Por exemplo, temos algumas carências que não estão a ser equacionadas como deve ser. Dou-lhe um exemplo, na ponte de Chamusca passam 900 camiões por dia. Desses, 400 vão para o Parque do Relvão com matérias perigosas. Passam por dentro da Chamusca, de Almeirim, Alpiarça (…) e se a ligação do IC3 (Barquinha) à A13 é importantíssima porque permitiria ao tráfego sair a malha urbana e entrar diretamente no Relvão. É uma infraestrutura importantíssima que está no Plano Nacional de Investimento, mas não está como prioritária. Vamos desenvolver esforços para que essa obra e a nova travessia do Tejo e a ligação à Ponte de Sor passem para o PRR para serem prioritários.
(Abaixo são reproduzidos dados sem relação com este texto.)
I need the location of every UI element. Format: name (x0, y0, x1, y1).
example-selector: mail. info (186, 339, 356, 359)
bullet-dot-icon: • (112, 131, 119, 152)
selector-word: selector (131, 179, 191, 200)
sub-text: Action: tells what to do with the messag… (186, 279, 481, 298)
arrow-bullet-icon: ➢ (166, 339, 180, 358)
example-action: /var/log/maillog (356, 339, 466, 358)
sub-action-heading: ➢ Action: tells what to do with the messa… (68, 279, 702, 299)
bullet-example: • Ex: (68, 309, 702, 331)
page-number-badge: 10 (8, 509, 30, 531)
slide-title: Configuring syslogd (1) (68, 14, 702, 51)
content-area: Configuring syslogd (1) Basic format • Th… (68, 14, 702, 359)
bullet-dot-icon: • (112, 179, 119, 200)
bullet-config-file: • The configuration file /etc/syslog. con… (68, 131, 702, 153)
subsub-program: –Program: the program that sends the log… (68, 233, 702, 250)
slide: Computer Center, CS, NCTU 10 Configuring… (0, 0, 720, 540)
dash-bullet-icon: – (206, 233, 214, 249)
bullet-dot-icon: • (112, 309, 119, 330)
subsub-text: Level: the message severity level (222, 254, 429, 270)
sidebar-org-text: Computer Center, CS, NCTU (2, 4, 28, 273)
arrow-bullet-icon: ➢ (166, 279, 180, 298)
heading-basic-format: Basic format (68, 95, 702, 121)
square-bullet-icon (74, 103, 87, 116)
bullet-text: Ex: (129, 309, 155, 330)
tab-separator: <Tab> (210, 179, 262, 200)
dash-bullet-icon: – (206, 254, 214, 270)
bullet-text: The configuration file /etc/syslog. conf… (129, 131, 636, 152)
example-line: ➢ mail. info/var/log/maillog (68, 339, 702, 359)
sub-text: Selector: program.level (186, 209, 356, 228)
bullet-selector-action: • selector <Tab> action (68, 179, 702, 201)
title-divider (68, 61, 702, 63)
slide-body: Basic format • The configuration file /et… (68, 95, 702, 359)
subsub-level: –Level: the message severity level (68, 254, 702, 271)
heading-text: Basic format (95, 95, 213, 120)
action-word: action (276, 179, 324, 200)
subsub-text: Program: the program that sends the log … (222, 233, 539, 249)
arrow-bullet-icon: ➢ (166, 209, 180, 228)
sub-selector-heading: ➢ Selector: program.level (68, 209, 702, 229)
Na Caima e na Mitsubishi temos um estrangulamento que precisavam destas obras.
Qual o grande desafio para este mandato, enquanto presidente da Nersant?
É o nosso Plano Estratégico. Há três questões fundamentais. Escolas de Formação. Se a Nersant conseguir criar uma escola de formação em Abrantes, se conseguir dinamizar a de Torres Novas e a de Tomar, é um dos grandes objetivos.
E depois queremos ainda criar seis incubadoras na região. Dessas seis, duas estão garantidas. Uma em Benavente, vai ser uma realidade, e outra vai ser em Ferreira do Zêzere. O caminho faz-se caminhando e se conseguíssemos as três escolas e as seis incubadoras era muito importante para a região.